入試に国語リスニング 拡大傾向

 音声で流れる説明文や会話文を聞いて、正しい要旨を選んだり自分の考えを記述したりする国語のリスニング(聞き取り)を、高校入試に採り入れる自治体が増えている。すでに7県が導入し、今春には千葉県が加わる。今の学習指導要領が「聞く力」の育成を国語の重要な目標に掲げていることが主な理由だが、「人の話を聞けない生徒が増えた」といった現場の危機感も背景にある。

 朝日新聞が全都道府県に取材したところ、青森、島根、岡山、山口、佐賀、鹿児島、沖縄の7県が公立高校入試で国語のリスニングを導入していた。広島市では、市立の中高一貫校1校が2月の入試で導入する。東京都も先行県の入試問題を取り寄せて検討中だ。

 全国で初めて公立高校の入試に採用したのは79年の青森県。「古い話なのでどんな経緯だったか分からない」と担当者はいう。追随する動きはしばらくなかった。

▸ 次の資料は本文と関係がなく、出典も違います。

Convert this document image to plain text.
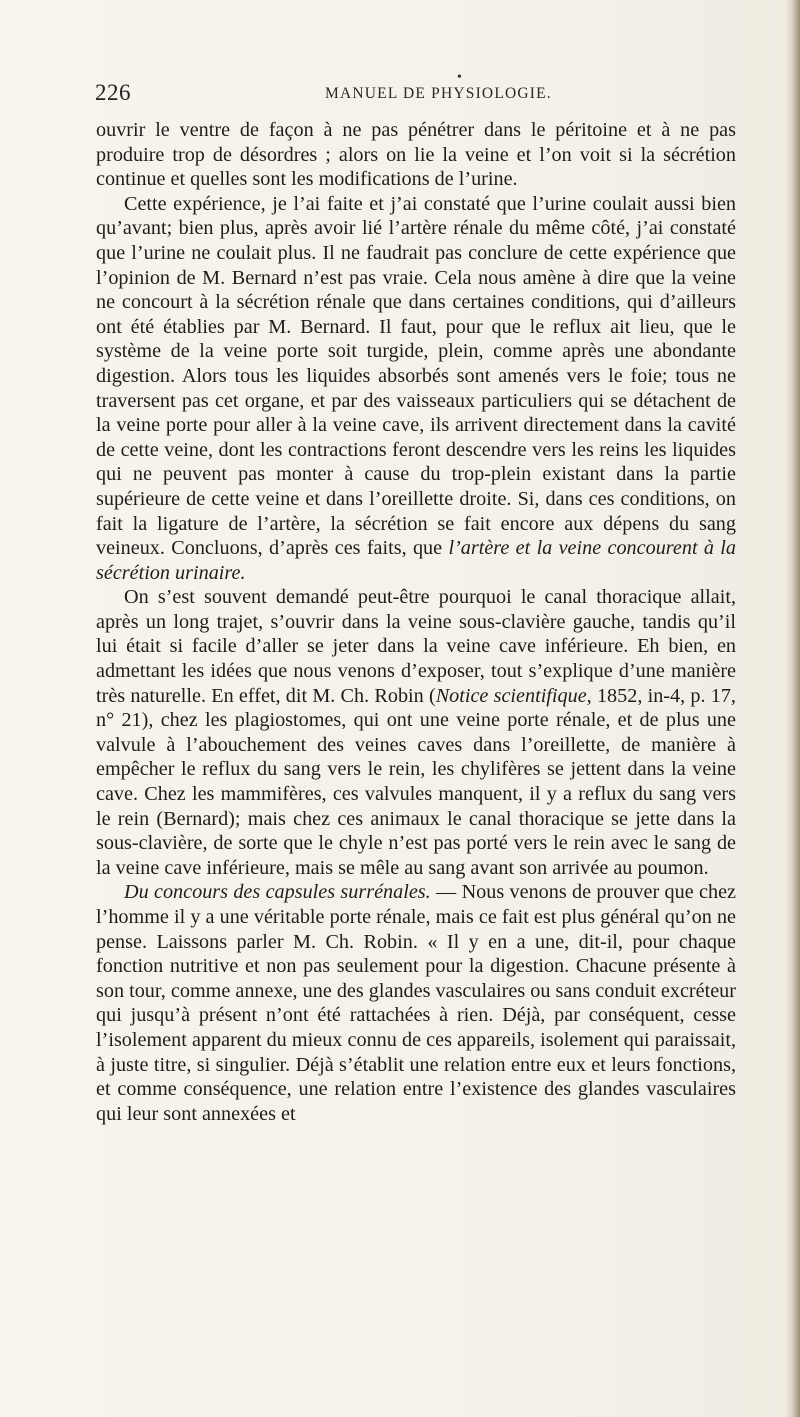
•
226	MANUEL DE PHYSIOLOGIE.

ouvrir le ventre de façon à ne pas pénétrer dans le péritoine et à ne pas produire trop de désordres ; alors on lie la veine et l’on voit si la sécrétion continue et quelles sont les modifications de l’urine.

Cette expérience, je l’ai faite et j’ai constaté que l’urine coulait aussi bien qu’avant; bien plus, après avoir lié l’artère rénale du même côté, j’ai constaté que l’urine ne coulait plus. Il ne faudrait pas conclure de cette expérience que l’opinion de M. Bernard n’est pas vraie. Cela nous amène à dire que la veine ne concourt à la sécrétion rénale que dans certaines conditions, qui d’ailleurs ont été établies par M. Bernard. Il faut, pour que le reflux ait lieu, que le système de la veine porte soit turgide, plein, comme après une abondante digestion. Alors tous les liquides absorbés sont amenés vers le foie; tous ne traversent pas cet organe, et par des vaisseaux particuliers qui se détachent de la veine porte pour aller à la veine cave, ils arrivent directement dans la cavité de cette veine, dont les contractions feront descendre vers les reins les liquides qui ne peuvent pas monter à cause du trop-plein existant dans la partie supérieure de cette veine et dans l’oreillette droite. Si, dans ces conditions, on fait la ligature de l’artère, la sécrétion se fait encore aux dépens du sang veineux. Concluons, d’après ces faits, que l’artère et la veine concourent à la sécrétion urinaire.

On s’est souvent demandé peut-être pourquoi le canal thoracique allait, après un long trajet, s’ouvrir dans la veine sous-clavière gauche, tandis qu’il lui était si facile d’aller se jeter dans la veine cave inférieure. Eh bien, en admettant les idées que nous venons d’exposer, tout s’explique d’une manière très naturelle. En effet, dit M. Ch. Robin (Notice scientifique, 1852, in-4, p. 17, n° 21), chez les plagiostomes, qui ont une veine porte rénale, et de plus une valvule à l’abouchement des veines caves dans l’oreillette, de manière à empêcher le reflux du sang vers le rein, les chylifères se jettent dans la veine cave. Chez les mammifères, ces valvules manquent, il y a reflux du sang vers le rein (Bernard); mais chez ces animaux le canal thoracique se jette dans la sous-clavière, de sorte que le chyle n’est pas porté vers le rein avec le sang de la veine cave inférieure, mais se mêle au sang avant son arrivée au poumon.

Du concours des capsules surrénales. — Nous venons de prouver que chez l’homme il y a une véritable porte rénale, mais ce fait est plus général qu’on ne pense. Laissons parler M. Ch. Robin. « Il y en a une, dit-il, pour chaque fonction nutritive et non pas seulement pour la digestion. Chacune présente à son tour, comme annexe, une des glandes vasculaires ou sans conduit excréteur qui jusqu’à présent n’ont été rattachées à rien. Déjà, par conséquent, cesse l’isolement apparent du mieux connu de ces appareils, isolement qui paraissait, à juste titre, si singulier. Déjà s’établit une relation entre eux et leurs fonctions, et comme conséquence, une relation entre l’existence des glandes vasculaires qui leur sont annexées et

 しかし90年代に入ると、思考力、判断力、表現力などを重視する「新しい学力観」という考え方が学習指導要領に登場。02年度施行の指導要領でも「大事なことを落とさないように興味を持って聞くこと」「発言を注意して聞き、自分の考えをまとめること」が重要課題と位置づけられた。こうした流れを受け90、00年代に採用が続いた。

 出題形式は、問題文と設問をすべて読み上げたり、設問だけは問題用紙に印刷してあったりとさまざま。一斉放送やプレーヤーを用いる方法は共通している。

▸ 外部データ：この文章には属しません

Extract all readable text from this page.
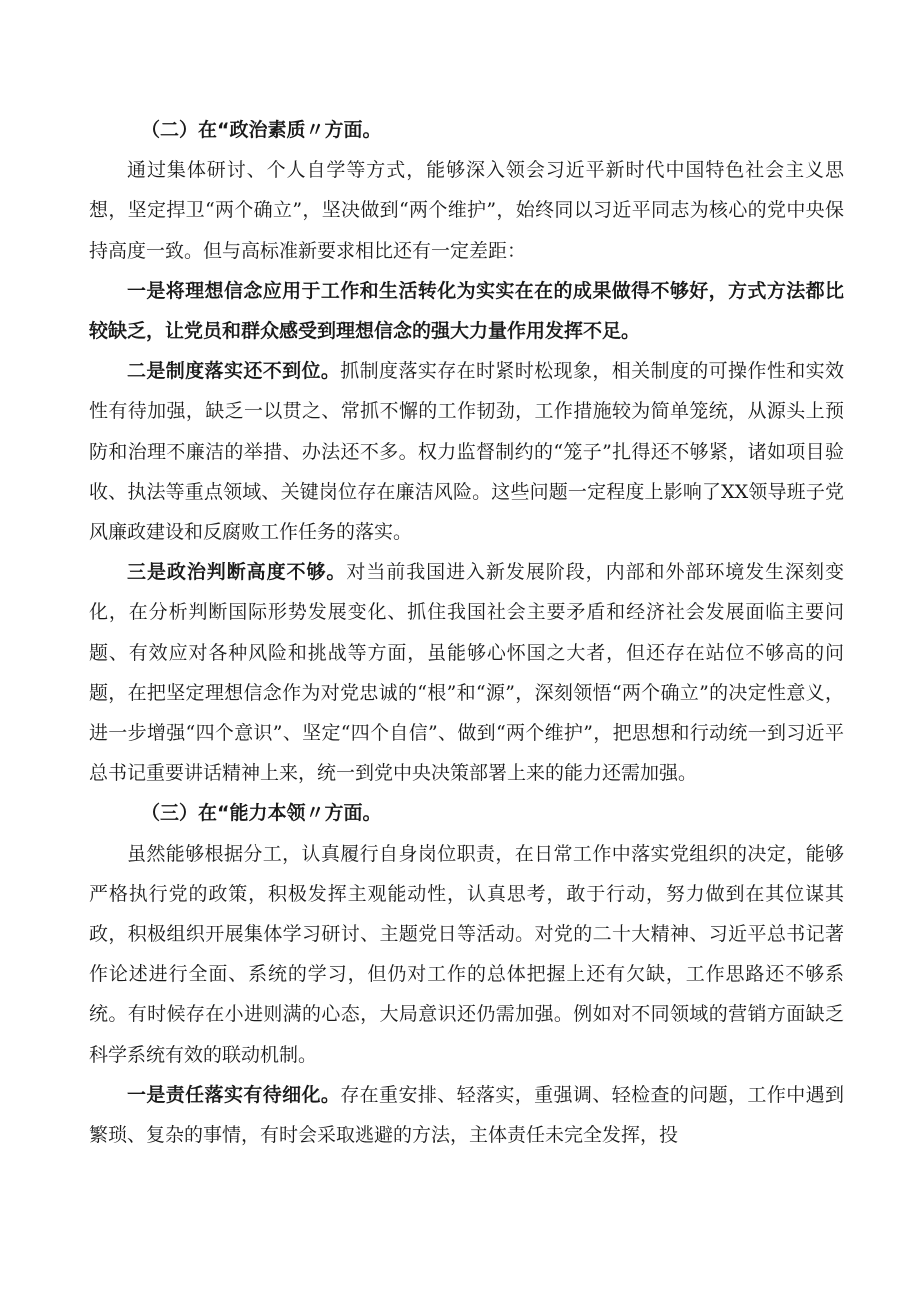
（二）在“政治素质〃方面。

通过集体研讨、个人自学等方式，能够深入领会习近平新时代中国特色社会主义思想，坚定捍卫“两个确立”，坚决做到“两个维护”，始终同以习近平同志为核心的党中央保持高度一致。但与高标准新要求相比还有一定差距：

一是将理想信念应用于工作和生活转化为实实在在的成果做得不够好，方式方法都比较缺乏，让党员和群众感受到理想信念的强大力量作用发挥不足。

二是制度落实还不到位。抓制度落实存在时紧时松现象，相关制度的可操作性和实效性有待加强，缺乏一以贯之、常抓不懈的工作韧劲，工作措施较为简单笼统，从源头上预防和治理不廉洁的举措、办法还不多。权力监督制约的“笼子”扎得还不够紧，诸如项目验收、执法等重点领域、关键岗位存在廉洁风险。这些问题一定程度上影响了XX领导班子党风廉政建设和反腐败工作任务的落实。

三是政治判断高度不够。对当前我国进入新发展阶段，内部和外部环境发生深刻变化，在分析判断国际形势发展变化、抓住我国社会主要矛盾和经济社会发展面临主要问题、有效应对各种风险和挑战等方面，虽能够心怀国之大者，但还存在站位不够高的问题，在把坚定理想信念作为对党忠诚的“根”和“源”，深刻领悟“两个确立”的决定性意义，进一步增强“四个意识”、坚定“四个自信”、做到“两个维护”，把思想和行动统一到习近平总书记重要讲话精神上来，统一到党中央决策部署上来的能力还需加强。

（三）在“能力本领〃方面。

虽然能够根据分工，认真履行自身岗位职责，在日常工作中落实党组织的决定，能够严格执行党的政策，积极发挥主观能动性，认真思考，敢于行动，努力做到在其位谋其政，积极组织开展集体学习研讨、主题党日等活动。对党的二十大精神、习近平总书记著作论述进行全面、系统的学习，但仍对工作的总体把握上还有欠缺，工作思路还不够系统。有时候存在小进则满的心态，大局意识还仍需加强。例如对不同领域的营销方面缺乏科学系统有效的联动机制。

一是责任落实有待细化。存在重安排、轻落实，重强调、轻检查的问题，工作中遇到繁琐、复杂的事情，有时会采取逃避的方法，主体责任未完全发挥，投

 最新の07年度の問題で見ると、島根県では、列車の車内放送が必要かどうかをテーマにした会話を聞かせ、受験生が話し合いに参加したなら「どのような意見を述べるか」を40~60字でまとめさせた。山口県では、「本との出会い」をテーマにした文章を読み上げ、どんな内容が書かれているかを質問した。

 首都圏で初導入となる千葉県では定期試験で国語のリスニングを採り入れている中学校もある。県教委は「以前からやっている学習活動を入試でも問うことで、国語の学力をより多面的に評価できる」と話す。

 私立高校にも広がり、文部科学省の07年夏の調査では、少なくとも青森9校、山口3校、福島、東京、和歌山、岡山、佐賀、鹿児島の各1校が入試に採り入れていた。